それからというもの、この言葉は俺の座右の銘になっている。
エルグランドが剣を渡してくる。「頼みます」と、切羽詰まったように言う。
「頼まれた」
礼剣を抜く。
たしかにこれは武器ではない。ただ剣の形をしただけの飾り物。
だとしても剣は剣だ。
いくぞ、『グローリィ・スラッシュ』だ。
空を飛ぶ茶色いカラスがなにかを言っている。
「いまからお前たちのリーダーを処刑する。よく見ておけよ、ぎゃはは!」
きっとあれがスピーカー代わりなのだろう。町にいるみんなにも聞こえているはずだ。
だからどうした? いまの俺には関係ない。
いまはただ、この剣から必殺の技を繰り出すまで。
剣を腰だめに構えた。
「全門、発射準備! 行くぞ――撃てえっ! ぎゃはは」
エディンバラの号令。
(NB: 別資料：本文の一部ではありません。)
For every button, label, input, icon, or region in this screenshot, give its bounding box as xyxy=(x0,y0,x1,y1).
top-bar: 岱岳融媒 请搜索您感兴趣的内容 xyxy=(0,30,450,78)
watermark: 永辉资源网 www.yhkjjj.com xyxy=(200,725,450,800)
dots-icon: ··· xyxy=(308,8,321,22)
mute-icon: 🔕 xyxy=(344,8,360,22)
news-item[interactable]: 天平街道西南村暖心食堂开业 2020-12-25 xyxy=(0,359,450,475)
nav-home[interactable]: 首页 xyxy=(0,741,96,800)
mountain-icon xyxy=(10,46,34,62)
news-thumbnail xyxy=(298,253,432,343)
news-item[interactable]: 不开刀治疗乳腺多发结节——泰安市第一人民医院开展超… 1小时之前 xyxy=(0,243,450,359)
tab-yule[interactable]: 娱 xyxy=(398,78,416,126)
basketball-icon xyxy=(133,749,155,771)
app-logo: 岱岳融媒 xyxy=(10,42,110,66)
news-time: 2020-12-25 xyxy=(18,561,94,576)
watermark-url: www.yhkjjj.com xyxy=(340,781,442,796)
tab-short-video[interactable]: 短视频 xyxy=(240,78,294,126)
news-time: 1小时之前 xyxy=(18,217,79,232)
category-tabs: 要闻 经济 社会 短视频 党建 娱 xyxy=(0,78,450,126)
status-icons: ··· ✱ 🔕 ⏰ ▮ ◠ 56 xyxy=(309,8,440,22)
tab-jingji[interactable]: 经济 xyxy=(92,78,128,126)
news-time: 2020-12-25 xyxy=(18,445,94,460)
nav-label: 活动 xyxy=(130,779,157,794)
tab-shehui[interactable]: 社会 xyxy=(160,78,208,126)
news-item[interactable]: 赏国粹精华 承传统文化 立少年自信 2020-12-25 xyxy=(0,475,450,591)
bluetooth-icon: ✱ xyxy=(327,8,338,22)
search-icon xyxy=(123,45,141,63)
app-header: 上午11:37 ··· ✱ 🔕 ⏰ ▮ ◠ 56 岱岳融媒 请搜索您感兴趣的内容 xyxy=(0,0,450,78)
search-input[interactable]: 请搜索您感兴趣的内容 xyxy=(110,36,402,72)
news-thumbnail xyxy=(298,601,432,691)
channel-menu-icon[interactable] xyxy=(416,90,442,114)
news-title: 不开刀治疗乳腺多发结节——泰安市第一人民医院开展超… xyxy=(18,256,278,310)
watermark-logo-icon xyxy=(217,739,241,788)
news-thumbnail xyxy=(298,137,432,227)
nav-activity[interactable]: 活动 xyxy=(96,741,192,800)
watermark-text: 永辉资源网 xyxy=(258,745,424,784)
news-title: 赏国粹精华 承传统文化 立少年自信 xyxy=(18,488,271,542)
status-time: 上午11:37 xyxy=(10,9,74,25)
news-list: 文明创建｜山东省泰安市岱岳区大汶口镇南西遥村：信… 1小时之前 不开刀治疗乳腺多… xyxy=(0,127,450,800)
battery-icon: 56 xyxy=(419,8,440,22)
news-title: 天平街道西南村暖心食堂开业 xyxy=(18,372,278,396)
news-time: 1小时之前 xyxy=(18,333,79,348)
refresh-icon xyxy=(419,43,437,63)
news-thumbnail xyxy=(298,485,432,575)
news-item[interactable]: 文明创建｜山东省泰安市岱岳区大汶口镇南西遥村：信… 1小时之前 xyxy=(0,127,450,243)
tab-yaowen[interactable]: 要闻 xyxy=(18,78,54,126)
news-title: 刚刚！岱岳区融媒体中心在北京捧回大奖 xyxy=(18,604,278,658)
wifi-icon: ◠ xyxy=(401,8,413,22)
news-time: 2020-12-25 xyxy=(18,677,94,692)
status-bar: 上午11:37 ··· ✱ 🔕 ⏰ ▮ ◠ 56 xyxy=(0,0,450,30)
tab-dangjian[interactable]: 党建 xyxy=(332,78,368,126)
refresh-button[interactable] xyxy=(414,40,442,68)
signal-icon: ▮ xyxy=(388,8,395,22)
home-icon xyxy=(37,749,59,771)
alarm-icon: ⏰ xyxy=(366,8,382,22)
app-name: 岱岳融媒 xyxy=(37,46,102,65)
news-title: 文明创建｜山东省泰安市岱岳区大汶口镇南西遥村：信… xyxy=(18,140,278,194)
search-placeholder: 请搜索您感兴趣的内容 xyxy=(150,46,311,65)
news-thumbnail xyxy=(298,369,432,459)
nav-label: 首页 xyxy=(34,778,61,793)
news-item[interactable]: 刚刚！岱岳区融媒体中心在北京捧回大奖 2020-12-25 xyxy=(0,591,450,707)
それと同時に3両の戦車の砲身が火を吹いた。
町を一瞬で破壊したほどの砲撃。そんなものを生身の人間が受けたら、まず生き残れない。
かりに俺が生き残れたとしても、エルグランドは死ぬ。
確実に。
だからここで――。
撃てなくちゃ――。
男がすたる!
「いくぞ! 隠者一閃!」
剣に魔力が集中する。
それがいまにも破裂しそうになる。
それを向きを整えてやって、前に打ち出すのだ。
いままでずっと出なかった『グローリィ・スラッシュ』。
けれど本当は分かっていた。自分でも知っていたのだ。俺は信じていなかったのだ。
『武芸百般EX』のスキルを失ってから、自分に勇者の技である『グローリィ・スラッシュ』が撃てると思っていなかったのだ。
だがそれは怖がっていただけなのだ。
自分が弱くなったと信じたくなかった。
必殺の技であるそれを撃って、前までよりも弱かったら?
俺にとってこれは金山を倒すために残された最後の切り札だったのだ。
それを否定されたら立ち直れないかもしれない。
自分がなにもできないことを認めるのが怖かっただけなのだ。
でもいまは違う。
怖がっていても仕方がないのだ。
他人を守るために剣をふるわなければならないのだ。
それは俺が手に入れた、強さの意味なのだ。シャネルを守るため、誰かを守るため、ひいてはそれが自分のために――。
「隠者一閃――『グローリィ・スラッシュ』!」
振り抜かれた剣。
爆発するようにはじける魔力。
それはスラッシュという名にしては無理やりな、放流された魔力。
真っ黒い、しかしところどころ輝く真紅の色が混じったビーム。
戦車の砲弾など簡単に飲み込んでいく。
そしてそのまま、
「うおおおっ!」
魔王軍の軍勢すらも一掃していった――。